Stability and Diversity in Collective Adaptation
Yuzuru Sato, Eizo Akiyama, James P. Crutchfield
TL;DR
The paper addresses how collective adaptation emerges when many agents with memory loss reinforce actions in response to environmental feedback. It derives a general set of continuous-time differential equations from a discrete-time stochastic model, connecting dynamics to game-theoretic and information-theoretic ideas. The study reveals a rich spectrum of behaviors—from fixed points and neutral cycles to Hamiltonian and chaotic dynamics—across two-, three-, and multi-agent interactions, including nontransitive games and memory-driven dissipation. These results provide a unified, information-theoretic framework for understanding stability and diversity in adaptive collectives with potential applications to biology, social systems, and learning agents, while suggesting extensions to networks and stochastic settings.
Abstract
We derive a class of macroscopic differential equations that describe collective adaptation, starting from a discrete-time stochastic microscopic model. The behavior of each agent is a dynamic balance between adaptation that locally achieves the best action and memory loss that leads to randomized behavior. We show that, although individual agents interact with their environment and other agents in a purely self-interested way, macroscopic behavior can be interpreted as game dynamics.
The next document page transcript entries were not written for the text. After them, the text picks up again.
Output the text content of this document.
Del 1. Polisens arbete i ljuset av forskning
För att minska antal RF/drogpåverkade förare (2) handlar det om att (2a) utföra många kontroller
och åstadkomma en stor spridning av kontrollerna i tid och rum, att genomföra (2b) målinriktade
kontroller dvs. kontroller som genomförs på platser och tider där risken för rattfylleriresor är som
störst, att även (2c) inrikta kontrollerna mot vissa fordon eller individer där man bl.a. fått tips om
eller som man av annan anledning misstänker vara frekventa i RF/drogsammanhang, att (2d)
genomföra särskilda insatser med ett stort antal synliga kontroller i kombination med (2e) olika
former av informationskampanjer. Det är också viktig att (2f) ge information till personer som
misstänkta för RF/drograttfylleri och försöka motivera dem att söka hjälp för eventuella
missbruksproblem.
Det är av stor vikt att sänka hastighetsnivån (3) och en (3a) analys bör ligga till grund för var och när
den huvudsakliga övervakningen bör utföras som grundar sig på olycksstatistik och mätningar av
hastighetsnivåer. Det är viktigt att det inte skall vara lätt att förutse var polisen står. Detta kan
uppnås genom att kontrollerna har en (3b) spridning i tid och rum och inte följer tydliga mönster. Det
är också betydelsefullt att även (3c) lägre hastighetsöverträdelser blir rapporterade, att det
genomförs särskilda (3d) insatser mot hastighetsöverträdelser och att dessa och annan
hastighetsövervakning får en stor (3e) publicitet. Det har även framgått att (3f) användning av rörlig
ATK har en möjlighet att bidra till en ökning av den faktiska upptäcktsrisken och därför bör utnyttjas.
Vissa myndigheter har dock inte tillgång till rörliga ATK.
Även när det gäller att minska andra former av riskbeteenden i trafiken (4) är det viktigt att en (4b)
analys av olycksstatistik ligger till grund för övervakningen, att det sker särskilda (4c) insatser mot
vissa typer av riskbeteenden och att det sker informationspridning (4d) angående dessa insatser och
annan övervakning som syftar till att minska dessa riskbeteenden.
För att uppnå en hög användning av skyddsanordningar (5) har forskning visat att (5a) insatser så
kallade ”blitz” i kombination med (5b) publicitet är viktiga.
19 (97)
Application to several familiar, explicit game interactions shows that the adaptation dynamics exhibits a diversity of collective behaviors. The simplicity of the assumptions underlying the macroscopic equations suggests that these behaviors should be expected broadly in collective adaptation. We also analyze the adaptation dynamics from an information-theoretic viewpoint and discuss self-organization induced by information flux between agents, giving a novel view of collective adaptation.